The current status of CircleCI on our master branch is:
Past
- 0.1 - Supports opinions from all 13 Federal Circuit courts and the U.S. Supreme Court
- 0.2 - Supports opinions from all federal courts of special jurisdiction (Veterans, Tax, etc.)
- 0.8 - Supports oral arguments for all possible Federal Circuit courts.
- 0.9 - Supports all state courts of last resort (typically the "Supreme" court)
- 1.0 - Support opinions from for all possible federal bankruptcy appellate panels (9th and 10th Cir.)
- 1.1.* - Major code reorganization and first release on the Python Package Index (PyPi)
- 1.2.* - Continued improvements.
- 1.3.* - Adds support for scraping some parts of PACER.
- 1.4.* - Python 3 compatibility (this was later dropped due to dependencies).
- 1.5.* - Adds support for querying and parsing PACER dockets.
- 1.6.* - Adds automatic relogin code to PACER sessions, with reorganization of old login APIs.
- 1.7.* - Adds support for hidden PACER APIs.
- 1.8.* - Standardization of string fields in PACER objects so they return the empty string when they have no value instead of returning None sometimes and the empty string others. (This follows Django conventions.)
- 1.9.* - Re-organization, simplification, and standardization of PACER classes.
- 1.10.* - Better parsing for PACER attachment pages.
- 1.11.* - Adds system for identifying invalid dockets in PACER.
- 1.12.* - Adds new parsers for PACER's show_case_doc URLs
- 1.13.* - Fixes issues with Python build compatibility
- 1.14.* - Adds new parser for PACER's docket history report
- 1.15.* - Adds date termination parsing to parties on PACER dockets.

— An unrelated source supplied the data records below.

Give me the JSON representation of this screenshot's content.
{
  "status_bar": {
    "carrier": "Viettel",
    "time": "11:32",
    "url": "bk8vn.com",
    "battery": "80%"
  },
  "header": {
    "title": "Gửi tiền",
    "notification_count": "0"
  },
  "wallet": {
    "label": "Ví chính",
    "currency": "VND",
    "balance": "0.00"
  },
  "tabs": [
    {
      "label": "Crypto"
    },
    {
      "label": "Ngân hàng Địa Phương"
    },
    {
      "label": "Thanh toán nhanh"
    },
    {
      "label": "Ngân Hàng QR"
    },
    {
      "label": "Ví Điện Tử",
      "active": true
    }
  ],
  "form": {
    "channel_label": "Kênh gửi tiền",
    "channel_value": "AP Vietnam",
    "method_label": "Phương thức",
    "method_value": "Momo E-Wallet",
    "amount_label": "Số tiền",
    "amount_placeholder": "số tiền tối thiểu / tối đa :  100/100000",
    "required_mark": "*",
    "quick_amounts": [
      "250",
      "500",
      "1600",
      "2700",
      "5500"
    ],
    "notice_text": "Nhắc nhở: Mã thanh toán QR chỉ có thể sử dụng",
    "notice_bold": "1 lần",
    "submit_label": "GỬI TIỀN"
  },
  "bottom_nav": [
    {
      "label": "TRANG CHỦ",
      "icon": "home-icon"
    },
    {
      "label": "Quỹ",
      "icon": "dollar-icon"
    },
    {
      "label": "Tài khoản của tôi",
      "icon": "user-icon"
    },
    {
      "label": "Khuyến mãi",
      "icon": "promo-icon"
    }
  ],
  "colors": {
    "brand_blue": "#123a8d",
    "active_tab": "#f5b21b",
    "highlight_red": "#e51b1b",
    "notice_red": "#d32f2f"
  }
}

- 1.16.* - Adds PACER RSS feed parsers.
- 1.17.* - Adds support for criminal data in PACER
- 1.18.* - Adds support for appellate docket parsing!
- 1.19.* - Adds support for NextGen PACER logins, but drops support for the PACER training website. The training website now uses a different login flow than the rest of PACER.
- 1.20.* - Tweaks the API of the query method in the FreeOpinionReport object to consistently return None instead of sometimes returning []. Version bumped because of breaking API changes.
- 1.21.* - Adds support for the case report, which is the term we use to describe the page you see when you press the "Query" button in a district court PACER website. This is the page at the iQuery.pl URL.
- 1.22.* - Adds support for de_seqno values parsed from PACER RSS, dockets, docket history reports, and attachment pages.
- 1.23.* - Adds support for the advacned case report when it returns search results instead of a single item.
- 1.24.* - Adds support for bankruptcy claims register parsing and querying
- 1.25.* - Major refactor of tests to split them into network and local tests. Should make CI more consistent.
- 1.26.* - Adds support for the Los Angeles Superior Court Media Access Portal (LASC MAP)
- 1.27.* - Add merging of multi-event RSS entries
Current
- 1.28.* - Changes the API for the InternetArchive parser so that it aligns with the rest of the parsers. Its constructor now requires a court_id value.
Future Goals
- Support for additional PACER pages and utilities
- Support opinions from for all intermediate appellate state courts
- Support opinions from for all courts of U.S. territories (Guam, American Samoa, etc.)
- Support opinions from for all federal district courts with non-PACER opinion listings
- For every court above where a backscraper is possible, it is implemented.
- Support video, additional oral argument audio, and transcripts everywhere available
- Support Python 3, exclusively.
Deployment to PyPi should happen automatically by CircleCI whenever a new tag is created in Github on the master branch. It will fail if the version has not been updated or if CircleCI failed.
If you wish to create a new version manually, the process is:
- Update version info in
setup.py
- Install the requirements in requirements_dev.txt
- Set up a config file at ~/.pypirc
Generate a distribution
python setup.py bdist_wheel
Upload the distribution
twine upload dist/* -r pypi (or pypitest)
Juriscraper is licensed under the permissive BSD license.